Amazon Moved Gradually Into Walmart’s Territory  

Amazon has quietly stepped in with a prepaid card called Amazon Cash, launched two years ago and could be loaded into retail locations. It even announces grocery stores targeting lower-income consumers in the future. It enables customers to maintain their Amazon balances at over 30,000 participating retail stores across America, including popular chains like CVS, Gamestop, and 7-Eleven. Money services are for keeping underbanked customers deep inside Wal-Mart’s ecosystem so they all can be made to spend their dollars there but for the wider branding play, according to Jonathan Smalley, CEO of data analytics company Yaguara.

“That’s convenient as opposed to predatory,” said Mr. Smalley. “And in the specific race of Wal-Mart vs.
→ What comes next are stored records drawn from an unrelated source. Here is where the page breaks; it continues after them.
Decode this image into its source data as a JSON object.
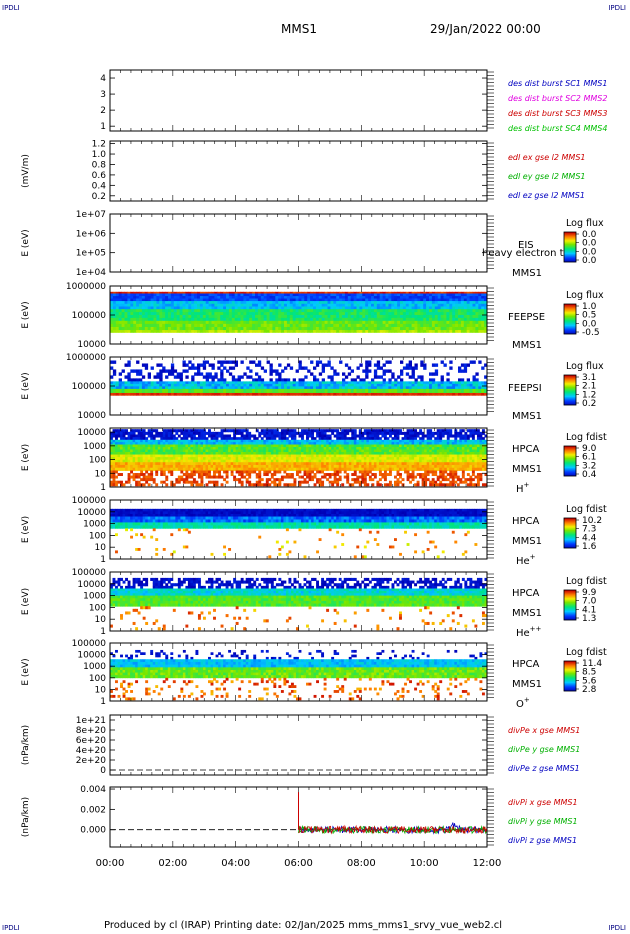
{
  "corners": {
    "tl": "IPDLI",
    "tr": "IPDLI",
    "bl": "IPDLI",
    "br": "IPDLI"
  },
  "header": {
    "title": "MMS1",
    "date": "29/Jan/2022 00:00"
  },
  "footer": {
    "text": "Produced by cl (IRAP)   Printing date: 02/Jan/2025   mms_mms1_srvy_vue_web2.cl"
  },
  "colors": {
    "sc1": "#0000c0",
    "sc2": "#e000e0",
    "sc3": "#cc0000",
    "sc4": "#00c000",
    "x": "#cc0000",
    "y": "#00b000",
    "z": "#0000c0"
  },
  "chart_data": [
    {
      "type": "line",
      "title": "",
      "xlabel": "",
      "ylabel": "",
      "yticks": [
        "1",
        "2",
        "3",
        "4"
      ],
      "ylim": [
        0.7,
        4.5
      ],
      "series": [
        {
          "name": "des dist burst SC1 MMS1",
          "values": []
        },
        {
          "name": "des dist burst SC2 MMS2",
          "values": []
        },
        {
          "name": "des dist burst SC3 MMS3",
          "values": []
        },
        {
          "name": "des dist burst SC4 MMS4",
          "values": []
        }
      ]
    },
    {
      "type": "line",
      "ylabel": "(mV/m)",
      "yticks": [
        "0.2",
        "0.4",
        "0.6",
        "0.8",
        "1.0",
        "1.2"
      ],
      "ylim": [
        0.1,
        1.25
      ],
      "series": [
        {
          "name": "edl ex gse l2 MMS1",
          "values": []
        },
        {
          "name": "edl ey gse l2 MMS1",
          "values": []
        },
        {
          "name": "edl ez gse l2 MMS1",
          "values": []
        }
      ]
    },
    {
      "type": "heatmap",
      "ylabel": "E (eV)",
      "yticks": [
        "1e+04",
        "1e+05",
        "1e+06",
        "1e+07"
      ],
      "ylim": [
        10000,
        10000000
      ],
      "labels": [
        "EIS",
        "MMS1"
      ],
      "overlay": "heavy electron to",
      "colorbar": {
        "label": "Log flux",
        "ticks": [
          "0.0",
          "0.0",
          "0.0",
          "0.0"
        ]
      }
    },
    {
      "type": "heatmap",
      "ylabel": "E (eV)",
      "yticks": [
        "10000",
        "100000",
        "1000000"
      ],
      "ylim": [
        10000,
        1000000
      ],
      "labels": [
        "FEEPSE",
        "MMS1"
      ],
      "colorbar": {
        "label": "Log flux",
        "ticks": [
          "1.0",
          "0.5",
          "0.0",
          "-0.5"
        ]
      }
    },
    {
      "type": "heatmap",
      "ylabel": "E (eV)",
      "yticks": [
        "10000",
        "100000",
        "1000000"
      ],
      "ylim": [
        10000,
        1000000
      ],
      "labels": [
        "FEEPSI",
        "MMS1"
      ],
      "colorbar": {
        "label": "Log flux",
        "ticks": [
          "3.1",
          "2.1",
          "1.2",
          "0.2"
        ]
      }
    },
    {
      "type": "heatmap",
      "ylabel": "E (eV)",
      "yticks": [
        "1",
        "10",
        "100",
        "1000",
        "10000"
      ],
      "ylim": [
        1,
        20000
      ],
      "labels": [
        "HPCA",
        "MMS1"
      ],
      "species": "H",
      "sup": "+",
      "colorbar": {
        "label": "Log fdist",
        "ticks": [
          "9.0",
          "6.1",
          "3.2",
          "0.4"
        ]
      }
    },
    {
      "type": "heatmap",
      "ylabel": "E (eV)",
      "yticks": [
        "1",
        "10",
        "100",
        "1000",
        "10000",
        "100000"
      ],
      "ylim": [
        1,
        100000
      ],
      "labels": [
        "HPCA",
        "MMS1"
      ],
      "species": "He",
      "sup": "+",
      "colorbar": {
        "label": "Log fdist",
        "ticks": [
          "10.2",
          "7.3",
          "4.4",
          "1.6"
        ]
      }
    },
    {
      "type": "heatmap",
      "ylabel": "E (eV)",
      "yticks": [
        "1",
        "10",
        "100",
        "1000",
        "10000",
        "100000"
      ],
      "ylim": [
        1,
        100000
      ],
      "labels": [
        "HPCA",
        "MMS1"
      ],
      "species": "He",
      "sup": "++",
      "colorbar": {
        "label": "Log fdist",
        "ticks": [
          "9.9",
          "7.0",
          "4.1",
          "1.3"
        ]
      }
    },
    {
      "type": "heatmap",
      "ylabel": "E (eV)",
      "yticks": [
        "1",
        "10",
        "100",
        "1000",
        "10000",
        "100000"
      ],
      "ylim": [
        1,
        100000
      ],
      "labels": [
        "HPCA",
        "MMS1"
      ],
      "species": "O",
      "sup": "+",
      "colorbar": {
        "label": "Log fdist",
        "ticks": [
          "11.4",
          "8.5",
          "5.6",
          "2.8"
        ]
      }
    },
    {
      "type": "line",
      "ylabel": "(nPa/km)",
      "yticks": [
        "0",
        "2e+20",
        "4e+20",
        "6e+20",
        "8e+20",
        "1e+21"
      ],
      "ylim": [
        -1e+20,
        1.1e+21
      ],
      "series": [
        {
          "name": "divPe x gse MMS1",
          "values": []
        },
        {
          "name": "divPe y gse MMS1",
          "values": []
        },
        {
          "name": "divPe z gse MMS1",
          "values": []
        }
      ]
    },
    {
      "type": "line",
      "ylabel": "(nPa/km)",
      "yticks": [
        "0.000",
        "0.002",
        "0.004"
      ],
      "ylim": [
        -0.0017,
        0.0042
      ],
      "spike_at": "06:00",
      "data_start": "06:00",
      "series": [
        {
          "name": "divPi x gse MMS1",
          "values": []
        },
        {
          "name": "divPi y gse MMS1",
          "values": []
        },
        {
          "name": "divPi z gse MMS1",
          "values": []
        }
      ]
    }
  ],
  "xaxis": {
    "ticks": [
      "00:00",
      "02:00",
      "04:00",
      "06:00",
      "08:00",
      "10:00",
      "12:00"
    ]
  }
}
Amazon, it’s a huge opportunity for Wal-Mart to say, ‘Look, we aren’t just trying to enhance our bottom line do care for our customers.”

The Main Challenge

The challenge will be keeping the customers interested, particularly as more retailers develop their loyalty programs and finance services for consumers.

‘Walmart sees it necessary to do something in this space, while the challenge is whether the offers are relevant to customers many, they aren’t, and they don’t want to have thousands of cards,’ said Neil Saunders, managing director of GlobalData Retail.